Property Ombudsman Christopher Hamer is urging the government to clean up the industry by providing more financial and legal safeguards for landlords and tenants.
His appeal follows a surge in complaints with the ombudsman dealing with 1,338 cases, the highest recorded in 20 years since the scheme started.
Around 670 of the complaints related to letting agents.
The problem highlighted by the ombudsman is although the ombudsman’s scheme has 8,008 member firms operating 7,851 lettings offices, anyone can set up as a letting agent.
Most letting agents voluntarily register with independent schemes, like the ombudsman, that impose a code of practice and complaints procedures – but many do not bother.

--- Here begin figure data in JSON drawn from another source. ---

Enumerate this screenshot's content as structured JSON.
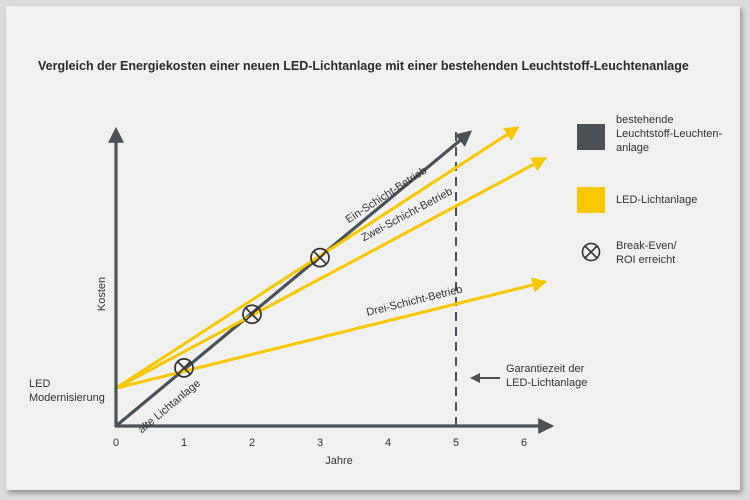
{
  "chart_data": {
    "type": "line",
    "title": "Vergleich der Energiekosten einer neuen LED-Lichtanlage mit einer bestehenden Leuchtstoff-Leuchtenanlage",
    "xlabel": "Jahre",
    "ylabel": "Kosten",
    "x_ticks": [
      "0",
      "1",
      "2",
      "3",
      "4",
      "5",
      "6"
    ],
    "xlim": [
      0,
      6.3
    ],
    "ylim": [
      0,
      1
    ],
    "y_start_label": "LED Modernisierung",
    "series": [
      {
        "name": "alte Lichtanlage",
        "group": "bestehende Leuchtstoff-Leuchten-anlage",
        "color": "#4a5257",
        "x": [
          0,
          5.2
        ],
        "y": [
          0,
          0.985
        ]
      },
      {
        "name": "Ein-Schicht-Betrieb",
        "group": "LED-Lichtanlage",
        "color": "#f7c800",
        "x": [
          0,
          5.9
        ],
        "y": [
          0.127,
          1.0
        ]
      },
      {
        "name": "Zwei-Schicht-Betrieb",
        "group": "LED-Lichtanlage",
        "color": "#f7c800",
        "x": [
          0,
          6.3
        ],
        "y": [
          0.127,
          0.897
        ]
      },
      {
        "name": "Drei-Schicht-Betrieb",
        "group": "LED-Lichtanlage",
        "color": "#f7c800",
        "x": [
          0,
          6.3
        ],
        "y": [
          0.127,
          0.483
        ]
      }
    ],
    "break_even_points": [
      {
        "x": 1,
        "y": 0.195
      },
      {
        "x": 2,
        "y": 0.375
      },
      {
        "x": 3,
        "y": 0.565
      }
    ],
    "guarantee_line": {
      "x": 5,
      "label": "Garantiezeit der LED-Lichtanlage"
    },
    "legend": {
      "position": "right",
      "items": [
        {
          "type": "box",
          "color": "#4a5257",
          "label": "bestehende Leuchtstoff-Leuchten-anlage"
        },
        {
          "type": "box",
          "color": "#f7c800",
          "label": "LED-Lichtanlage"
        },
        {
          "type": "marker",
          "label": "Break-Even/ ROI erreicht"
        }
      ]
    }
  }
}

“Many agents conduct their business by following our code of practice, but there are still too many who are operating without that commitment to standards and without any external controls over what they do with client money,” said Hamer.
Government snubs call to clean up letting industry
“The code represents a comprehensive set of standards by which firms conduct their business.
“Knowing a firm is complying with those standards will give consumers confidence that they are dealing with an organisation which has a committed approach to customer service and that best practice is being treated as a priority by agents.”
Regulating letting agents is a key issue within the industry.
A breakaway group of leading letting agents with hundreds of offices across the country has formed a kite mark scheme to differentiate their businesses from other agents. Several other bodies like the Association of Residential Letting Agents (ARLA) operate money protection schemes as well.
Nevertheless, landlords and tenants are still losing cash to unscrupulous agents.
Hamer’s battle to regulate the industry has received snubs from Housing Minister Grant Shapps, who has also publicly stated the government will not act to tighten up the industry. The Office of Fair Trading (OFT) has also failed to act on his recommendations.
“I had hoped to gain accreditation from the OFT to further strengthen consumer confidence in the code but I am disappointed that having submitted it to the OFT some three years ago I remain unclear as to when that endorsement will be given,” said Hamer.